We sampled ResNet architectures from a search space similar to Zoph & Le (2017). Each architecture consists of 39 layers: 12 conv, a 2x2 max pool, 9 conv, a 2x2 max pool, 15 conv, and softmax. Each conv layer is followed by batch normalization and ReLU. A ResNet block contains 3 conv layers, which share the same kernel width, kernel height, and number of learnable kernels. We varied these parameters across architectures. Each network was trained on the CIFAR-10 dataset for 50 epochs using the RMSProp optimizer, with
variable initial learning rate, weight decay of 10−4, and a learning rate reduction to 10−5 at epoch 30. The CSV files contain the following fields:
num_params: The total number of parameters in the neural network.
lr: Initial learning rate
acc_n: Validation set accuracy at epoch n. Note that acc_0 refers to the accuracy of a randomly initialized model.
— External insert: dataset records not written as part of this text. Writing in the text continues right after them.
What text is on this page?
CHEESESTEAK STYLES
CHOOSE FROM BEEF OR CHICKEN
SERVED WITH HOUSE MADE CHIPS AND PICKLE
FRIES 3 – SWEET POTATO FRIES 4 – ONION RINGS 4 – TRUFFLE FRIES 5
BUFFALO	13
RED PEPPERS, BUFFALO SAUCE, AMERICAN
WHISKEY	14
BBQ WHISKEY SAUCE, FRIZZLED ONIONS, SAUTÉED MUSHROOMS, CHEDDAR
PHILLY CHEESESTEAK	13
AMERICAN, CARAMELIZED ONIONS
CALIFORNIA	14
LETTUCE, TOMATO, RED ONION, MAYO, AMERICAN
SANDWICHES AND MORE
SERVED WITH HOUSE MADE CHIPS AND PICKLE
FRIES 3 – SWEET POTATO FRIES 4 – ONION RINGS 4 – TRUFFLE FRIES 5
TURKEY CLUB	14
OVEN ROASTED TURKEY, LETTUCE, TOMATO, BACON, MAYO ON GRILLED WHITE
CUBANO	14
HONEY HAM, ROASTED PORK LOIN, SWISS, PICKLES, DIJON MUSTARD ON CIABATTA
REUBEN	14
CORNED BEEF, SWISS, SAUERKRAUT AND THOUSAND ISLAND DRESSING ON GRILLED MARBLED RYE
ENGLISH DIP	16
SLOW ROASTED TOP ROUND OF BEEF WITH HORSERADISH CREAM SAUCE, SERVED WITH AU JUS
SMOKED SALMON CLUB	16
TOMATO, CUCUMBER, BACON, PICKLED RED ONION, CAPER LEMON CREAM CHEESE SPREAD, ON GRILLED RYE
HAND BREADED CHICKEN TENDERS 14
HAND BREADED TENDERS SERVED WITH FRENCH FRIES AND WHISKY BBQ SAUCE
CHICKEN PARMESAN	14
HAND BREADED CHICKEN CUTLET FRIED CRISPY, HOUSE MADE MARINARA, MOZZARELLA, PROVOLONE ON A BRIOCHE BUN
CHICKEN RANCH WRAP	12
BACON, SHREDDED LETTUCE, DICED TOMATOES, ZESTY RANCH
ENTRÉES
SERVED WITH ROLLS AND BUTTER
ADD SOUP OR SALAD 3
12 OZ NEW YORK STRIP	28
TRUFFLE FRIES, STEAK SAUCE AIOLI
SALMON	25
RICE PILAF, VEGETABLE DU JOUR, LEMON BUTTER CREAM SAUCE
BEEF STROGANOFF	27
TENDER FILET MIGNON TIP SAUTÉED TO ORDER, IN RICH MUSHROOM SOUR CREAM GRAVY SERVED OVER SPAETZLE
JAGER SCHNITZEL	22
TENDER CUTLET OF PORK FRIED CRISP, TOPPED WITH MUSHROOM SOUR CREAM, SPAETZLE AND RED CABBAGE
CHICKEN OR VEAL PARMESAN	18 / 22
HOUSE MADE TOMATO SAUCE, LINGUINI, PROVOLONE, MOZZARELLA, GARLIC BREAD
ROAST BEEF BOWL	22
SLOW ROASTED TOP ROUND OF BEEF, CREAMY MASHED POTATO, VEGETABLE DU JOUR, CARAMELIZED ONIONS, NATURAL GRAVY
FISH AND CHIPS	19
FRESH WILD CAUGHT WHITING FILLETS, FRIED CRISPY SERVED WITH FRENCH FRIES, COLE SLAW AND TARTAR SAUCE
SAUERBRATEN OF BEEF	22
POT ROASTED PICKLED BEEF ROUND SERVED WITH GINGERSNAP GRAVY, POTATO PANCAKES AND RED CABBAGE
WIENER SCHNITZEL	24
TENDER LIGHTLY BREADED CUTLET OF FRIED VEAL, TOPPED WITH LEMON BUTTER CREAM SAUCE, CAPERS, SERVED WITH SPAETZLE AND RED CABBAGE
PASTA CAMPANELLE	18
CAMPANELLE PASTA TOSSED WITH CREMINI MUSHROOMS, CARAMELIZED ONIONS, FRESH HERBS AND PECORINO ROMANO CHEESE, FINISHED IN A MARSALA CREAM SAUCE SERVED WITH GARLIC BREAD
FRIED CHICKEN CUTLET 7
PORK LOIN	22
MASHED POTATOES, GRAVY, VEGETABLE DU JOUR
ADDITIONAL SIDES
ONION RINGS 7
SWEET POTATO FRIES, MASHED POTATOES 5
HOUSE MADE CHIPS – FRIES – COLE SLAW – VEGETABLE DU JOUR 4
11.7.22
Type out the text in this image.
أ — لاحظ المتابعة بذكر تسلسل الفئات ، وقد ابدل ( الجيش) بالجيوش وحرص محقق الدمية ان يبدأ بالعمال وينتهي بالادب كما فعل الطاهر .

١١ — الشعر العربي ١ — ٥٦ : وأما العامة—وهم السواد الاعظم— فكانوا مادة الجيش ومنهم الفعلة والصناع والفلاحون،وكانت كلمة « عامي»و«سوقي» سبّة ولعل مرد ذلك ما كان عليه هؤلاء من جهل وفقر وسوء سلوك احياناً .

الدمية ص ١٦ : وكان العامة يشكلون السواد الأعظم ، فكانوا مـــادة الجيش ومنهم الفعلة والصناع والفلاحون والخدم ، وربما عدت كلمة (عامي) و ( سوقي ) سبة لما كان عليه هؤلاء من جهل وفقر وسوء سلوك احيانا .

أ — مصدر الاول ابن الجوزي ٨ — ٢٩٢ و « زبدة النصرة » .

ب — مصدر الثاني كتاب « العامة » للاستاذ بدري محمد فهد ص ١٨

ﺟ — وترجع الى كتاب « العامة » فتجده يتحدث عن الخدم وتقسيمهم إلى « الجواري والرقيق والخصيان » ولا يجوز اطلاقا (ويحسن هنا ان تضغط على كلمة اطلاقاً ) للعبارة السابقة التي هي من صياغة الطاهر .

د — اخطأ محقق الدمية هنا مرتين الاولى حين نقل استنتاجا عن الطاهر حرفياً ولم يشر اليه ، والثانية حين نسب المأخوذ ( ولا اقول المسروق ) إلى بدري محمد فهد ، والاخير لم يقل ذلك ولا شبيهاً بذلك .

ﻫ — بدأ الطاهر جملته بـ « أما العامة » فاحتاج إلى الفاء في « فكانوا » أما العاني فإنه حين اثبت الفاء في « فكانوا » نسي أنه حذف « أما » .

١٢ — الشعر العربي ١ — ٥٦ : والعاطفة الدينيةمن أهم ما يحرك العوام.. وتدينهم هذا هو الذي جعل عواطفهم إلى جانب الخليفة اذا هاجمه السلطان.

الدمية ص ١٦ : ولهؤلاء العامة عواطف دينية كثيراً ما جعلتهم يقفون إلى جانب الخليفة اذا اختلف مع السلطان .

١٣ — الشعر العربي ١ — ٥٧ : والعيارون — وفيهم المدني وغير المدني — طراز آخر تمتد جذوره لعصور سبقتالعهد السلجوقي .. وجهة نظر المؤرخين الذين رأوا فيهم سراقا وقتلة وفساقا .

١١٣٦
We trained the Cuda-Convnet architecture with varying values of initial learning rate, learning rate reduction step size, weight decay for convolutional and fully connected layers, and scale and power of local response normalization layers. We trained models with CIFAR-10 for 60 epochs and with SVHN for 12 epochs. The CSV files contain the following fields:
lr: Initial learning rate
ss: Learning rate reduction step size
cn_l2: L_2 penalty of Conv"n" layer
f4_l2: L_2 penalty for FC4 layer
weight_decay: Weight decay parameter
lrn_scale: Response normalization scale
lrn_pow: Response normalization power
acc_n: Validation set accuracy at epoch n.
We sampled LSTM models and trained them on the Penn Treebank dataset for 60 epochs. Both the number of hidden layer inputs and number of LSTM cells were varied between 10 to 1400 in steps of 20. Each network was trained with SGD for 60 epochs with batch size of 50 and dropout ratio of 0.5. We used a dictionary size of 400 words to generate embeddings when vectorizing the data. The CSV files contain the following fields:
n_inputs: number of LSTM cells
n_layers: depth of neural network
base_lr: Initial learning rate
ss: Learning rate reduction step size
acc_n: Validation set perplexity at epoch n. Note that acc_0 refers to the perplexity of a randomly initialized model.
We trained the AlexNet model on the original ImageNet (ILSVRC12) dataset. To compensate for our limited computation resources, we randomly sampled 10% of dataset, trained each configuration for 500 epochs, and only varied initial learning rate and learning rate reduction step size across models.
lr: Initial learning rate
ss: Learning rate reduction step size
acc_n: Validation set accuracy at epoch n. Note that acc_0 refers to the accuracy of a randomly initialized model.